A native of Florence, Italy, Andrea Tacchi
is arguably Italy's foremost contemporary luthier and is ranked among the top handful in the world by players and collectors alike. His interest in guitar making started very early in his life - he built his first guitar at age 15. In 1977 he began the serious study of guitar making with Argentinian luthier Ricardo Brané. After Brané’s death, Tacchi traveled extensively (starting in the early 1980s) in pursuit of mastering his craft. In Spain he spent time in the workshops of Jose Ramirez III, Paulino Bernabe Sr, and Francisco & Gabriel Fleta; and in England with Jose Romanillos. But perhaps his most influential trips were those to France where he befriended and consulted with Robert Bouchet and Daniel Friederich, whose approaches and aesthetics would greatly impact Tacchi's developing style. His reputation internationally was boosted in 1985 when he competed in the Concours International des Facteurs de Guitare organized by Robert Vidal of Radio France - Tacchi won first prize for Aesthetic Qualities and second general prize for Acoustic Qualities. His instruments have been played by several notable guitarists including Filomena Moretti, Flavio Cucchi, Carlo Marchione, Antigoni Goni, Robert Gruca, Colin Davin, Minoru Inagaki, and Marcelo Kayath, while others belong to important private collections. Two of his guitars are in the collection of the Conservatorio Luigi Cherubini in Florence, Italy.

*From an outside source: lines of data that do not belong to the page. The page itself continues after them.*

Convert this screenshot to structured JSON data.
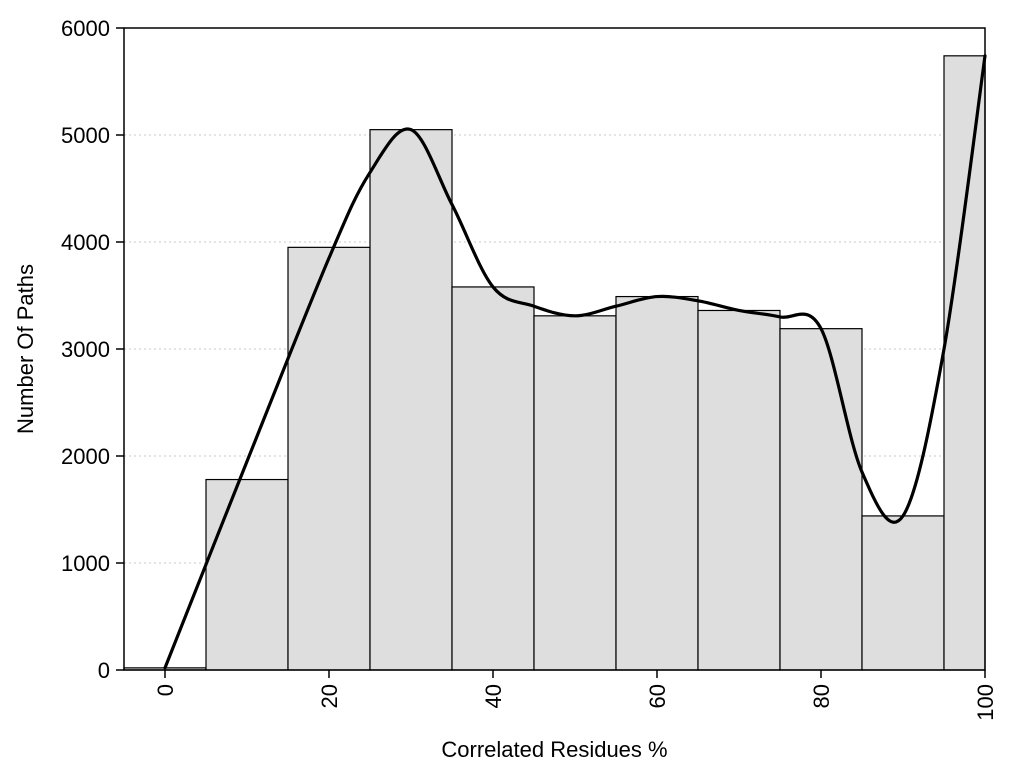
{
  "chart_data": {
    "type": "bar",
    "xlabel": "Correlated Residues %",
    "ylabel": "Number Of Paths",
    "xlim": [
      -5,
      100
    ],
    "ylim": [
      0,
      6000
    ],
    "yticks": [
      0,
      1000,
      2000,
      3000,
      4000,
      5000,
      6000
    ],
    "xticks": [
      0,
      20,
      40,
      60,
      80,
      100
    ],
    "bin_width": 10,
    "grid": "horizontal-dotted",
    "categories": [
      0,
      10,
      20,
      30,
      40,
      50,
      60,
      70,
      80,
      90,
      100
    ],
    "values": [
      20,
      1780,
      3950,
      5050,
      3580,
      3310,
      3490,
      3360,
      3190,
      1440,
      5740
    ],
    "series": [
      {
        "type": "bar",
        "values": [
          20,
          1780,
          3950,
          5050,
          3580,
          3310,
          3490,
          3360,
          3190,
          1440,
          5740
        ]
      },
      {
        "type": "line",
        "x": [
          0,
          10,
          20,
          25,
          30,
          35,
          40,
          45,
          50,
          55,
          60,
          65,
          70,
          75,
          80,
          85,
          90,
          95,
          100
        ],
        "y": [
          20,
          1950,
          3850,
          4650,
          5050,
          4350,
          3580,
          3400,
          3310,
          3400,
          3490,
          3450,
          3360,
          3300,
          3190,
          1850,
          1440,
          3000,
          5740
        ]
      }
    ]
  }
}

This is Andrea Tacchi's flagship model, the "Coclea Thucea". It is a fusing together of two different design ideas that were developed independently. The first idea was born in 1989, when Tacchi publicly unveiled his "Coclea" model – named after the Latin word for the part of the inner ear that transforms sound vibrations into the psychological sensations of volume, timbre, and tone. It is based on geometric and mathematical concepts that Tacchi discovered in researching old stringed instruments starting with S. F. Sacconi's book "The Secrets of Stradivari" where Sacconi made sketches of violins and cellos that described the rules of dimensions and proportions that most influenced acoustic properties. Further, Tacchi explored the relationships found in the careful combining of circles and spheres to generate his plantilla (outline shape of the guitar) as well as the side-view shape with its unique back and soundboard doming. The second idea (the "Thucea" part of the story) came as a result of Tacchi having evaluated many original Torres guitars and noticing Torres' use of asymmetrical soundboards - center seam locations and number of pieces of wood used by Torres for his tops seems to have been done to ensure that the stiffest pieces of woods were normally found under the bridge area. This realization led Tacchi to develop a three-piece top made with two pieces of western red cedar at the extremities and a central piece of European spruce in the middle, named "Thucea" from the union of the Latin words "Thuja Plicata" (cedar) and "Picea Excelsa" (spruce). Tacchi’s idea was to work with woods of different densities (as Torres had done) to maximize the efficiency of sound transmission across the various sections of his soundboards, resulting in improved response and projection.
This guitar notably carries "Fibonacci" as part of its name which is primarily in reference to the rosette design which in itself is quite an artistic marvel. It has inlays of gold leaf in an expanding Fibonacci sequence, with the spaces in between filled with a Garcia-inspired checkered mosaics which are sized in "golden ratio" proportions generated from each of the preceding gold leaf measurements. The two inner rings are of brass, and at the upper extremities of the rosette (and in the tie block at the bridge) Tacchi has created a colorful collage, using inlay materials from other instruments as well as gold fragments, and even two pieces of semi-precious stone, in this instance - turquoise, which gives the guitar its unique fingerprint.
Notable qualities of this guitar are an easy emission of sound, a great variety of timbre, polyphonic clarity, increased volume, great playability and relaxed, comfortable string tension. Back and sides are made with wenge for the exterior and cypress for the interior (with gold leaf covered heel block!). Andrea has favored wenge for the back and sides of this model for over 20 years due to its assistance in production of a clean, focused quality of sound emanating from the box. No detail of this guitar has been overlooked - the bridge is made of padauk, with an ebony veneer (matching the head veneer), and in addition to the beautiful inlay already mentioned, the tie block is capped with horn which fades from dark to light at either end. Even the saddle itself is a composite of bone and carbon fiber to transmit vibration as efficiently as possible - Andrea sees this juncture of "string to body" in much the same delicate way as a needle on a record player. Fitted with Rodgers tuners and 20th fret. Overall a very sophisticated guitar, successfully achieving its intended aims, the primary of which is beauty of sound.